Loi Mobilités, le mémo collectivités, ministère de la transition écologique et solidaire
Ainsi, la typologie produite en 2021 par l’Agence Nationale de la Cohésion des Territoires (ANCT) se différencie en termes d’unité d’analyse territoriale par le choix d’un échelon intermédiaire : l’intercommunalité (EPCI) de type Communauté de Communes (ComCom) dans le cas des zones peu denses. Cette unité d’analyse permet de rendre compte des relations et transversalités entre différents territoires.
Dans le cas de Paris et sa grande couronne qui par son interdépendance unique en France justifie la construction d’une Autorité Organisatrice de la Mobilité (AOM) d’échelle métropolitaine et régionale, une telle structure semble inadaptée à la réalité des trajets des habitants des EPCI non polarisées autour de grandes villes.
Ainsi, comme le montre le graphique ci-dessous, en dehors de la région parisienne et sa banlieue, 70% des actifs ont leur lieu de travail au sein de leur EPCI de résidence. Ce taux peut monter jusqu’à 85% pour les résidents des villes moyennes et des « EPCI Ruraux ». Dans un contexte où la part du kilométrage domicile-travail augmente, au détriment des autres déplacements (touristiques, achats ou loisir), l’EPCI semble être désigné comme l’échelle sur laquelle les efforts devront se focaliser.
Il y a pourtant un mais, car comme le précise à juste titre la Gazette des Communes, la constitution des EPCI « résulte souvent de jeux d’alliances politiques et ne constitue pas toujours une entité géographique cohérente du point de vue de la mobilité quotidienne ».
Typologie basée sur des critères multiples
Depuis sa publication au journal officiel en décembre 2019, la Loi Orientation Mobilité marque donc le grand retour de la problématique de la mobilité du quotidien dans les politiques publiques, et ce sur l’ensemble du territoire.
Sa mise en application prévoit notamment une généralisation des AOM, qui nécessite de se pencher sur les caractéristiques communes et différenciantes de ces territoires afin de dresser des diagnostics de mobilité et de fournir des clés de lecture pertinentes et adaptées à ces nouveaux acteurs d’une mobilité où tout reste à faire.
Ainsi, pour sortir de ce schéma trop englobant et des travers passés, il est primordial de travailler sur une analyse multidimensionnelle qui permettra une typologie plus fine.
Nous pouvons retenir trois premiers axes principaux qui sont géographiques, topologiques et socio-économiques qui permettent de faire une première sous-catégorisation.

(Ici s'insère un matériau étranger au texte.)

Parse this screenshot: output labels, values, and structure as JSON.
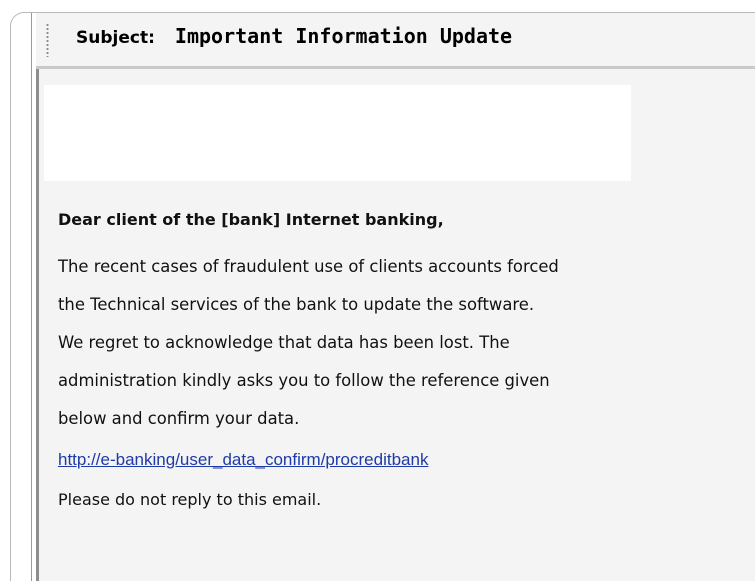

A ces critères qui caractérisent les territoires, support de la mobilité, il faut y ajouter ses principaux acteurs : les populations.
Pour dresser des profils pertinents dans l’étude des pratiques, il semble opportun de se baser sur le rapport à la mobilité des individus et des ménages, comme le font Huyghe, Baptiste et Carrière qui distinguent 3 groupes majeurs :
- Les « assignés territoriaux » : personnes en situation de « mobilité dépendante » dont les déplacements sont réalisés dans un environnement très proche ou avec l’aide d’autres personnes (ex. famille ou amis). Ces populations ont un risque d’isolement très important, si ce n’est une forme d’exclusion de la société ;
- Les « vulnérables » devant restreindre leur budget dans d’autres domaines (énergie, alimentation, etc.) afin de pouvoir se déplacer. Une hausse des coûts de vie ou des taxes (notamment concernant le carburant) pourrait entraîner une remise en question de leur qualité et de leur mode de vie ;
- Les « autres mobiles » parvenant à satisfaire eux-mêmes leurs besoins en mobilités.

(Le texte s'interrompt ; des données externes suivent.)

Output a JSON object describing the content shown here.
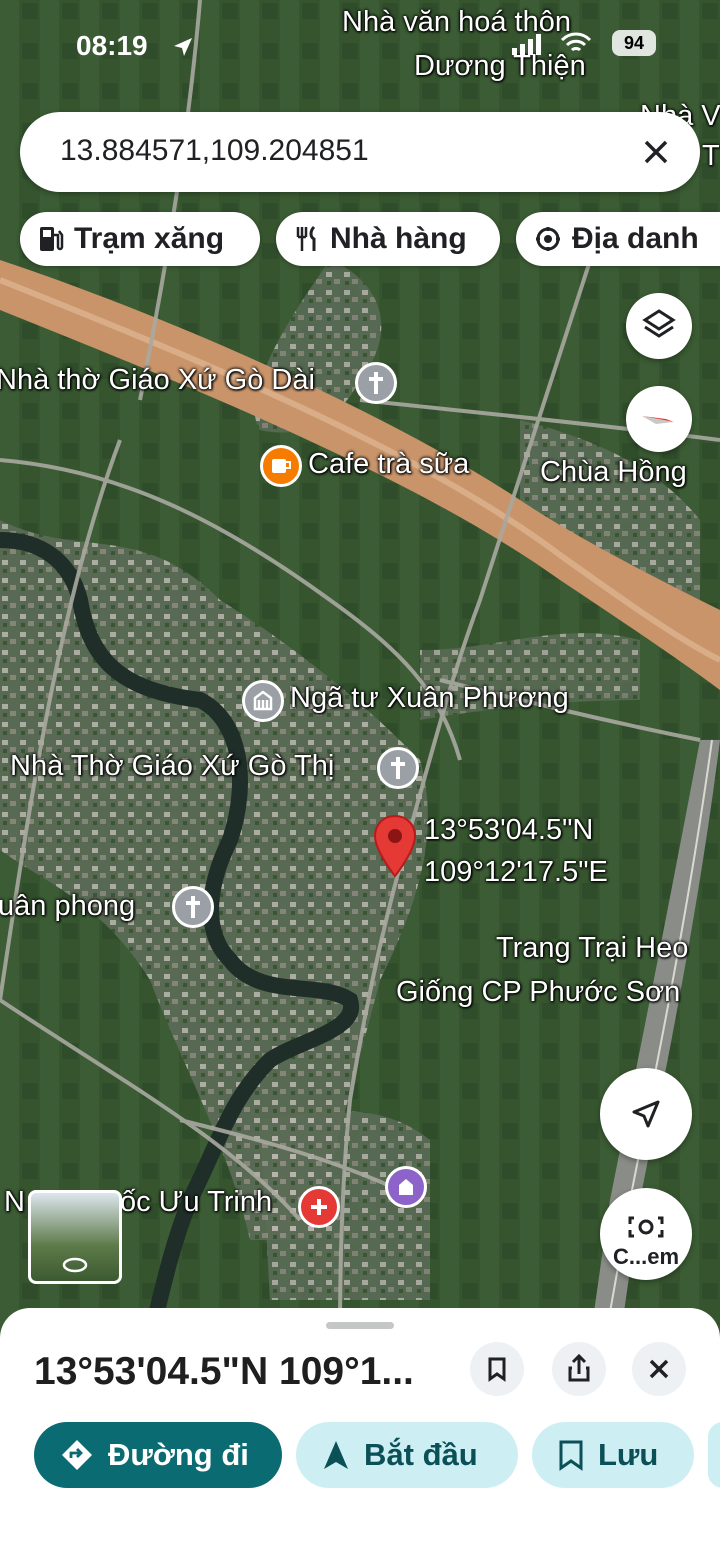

Dans un environnement où la mobilité est synonyme d’usage de l’automobile et où les trajets domicile-travail représentent la majorité des déplacements, la composante économique est forcément prégnante dans le choix des ménages du fait des coûts élevés de cette forme de mobilité réalisés sur des trajets incompressibles :
- Obtention du permis de conduire ;
- Coûts à l’achat du véhicule : Prix du véhicule et coût du prêt bancaire ;
- Coûts à l’usage : carburant, maintenance et assurance.
Or, dans l’optique d’offrir des alternatives à l’autosolisme ou de construire un plan de mobilité, proposer des solutions basées sur les seules capacités physiques et économiques ne peut être considéré comme pleinement satisfaisant et ne suffit pas à dresser le bilan d’un territoire en termes de besoins de mobilités.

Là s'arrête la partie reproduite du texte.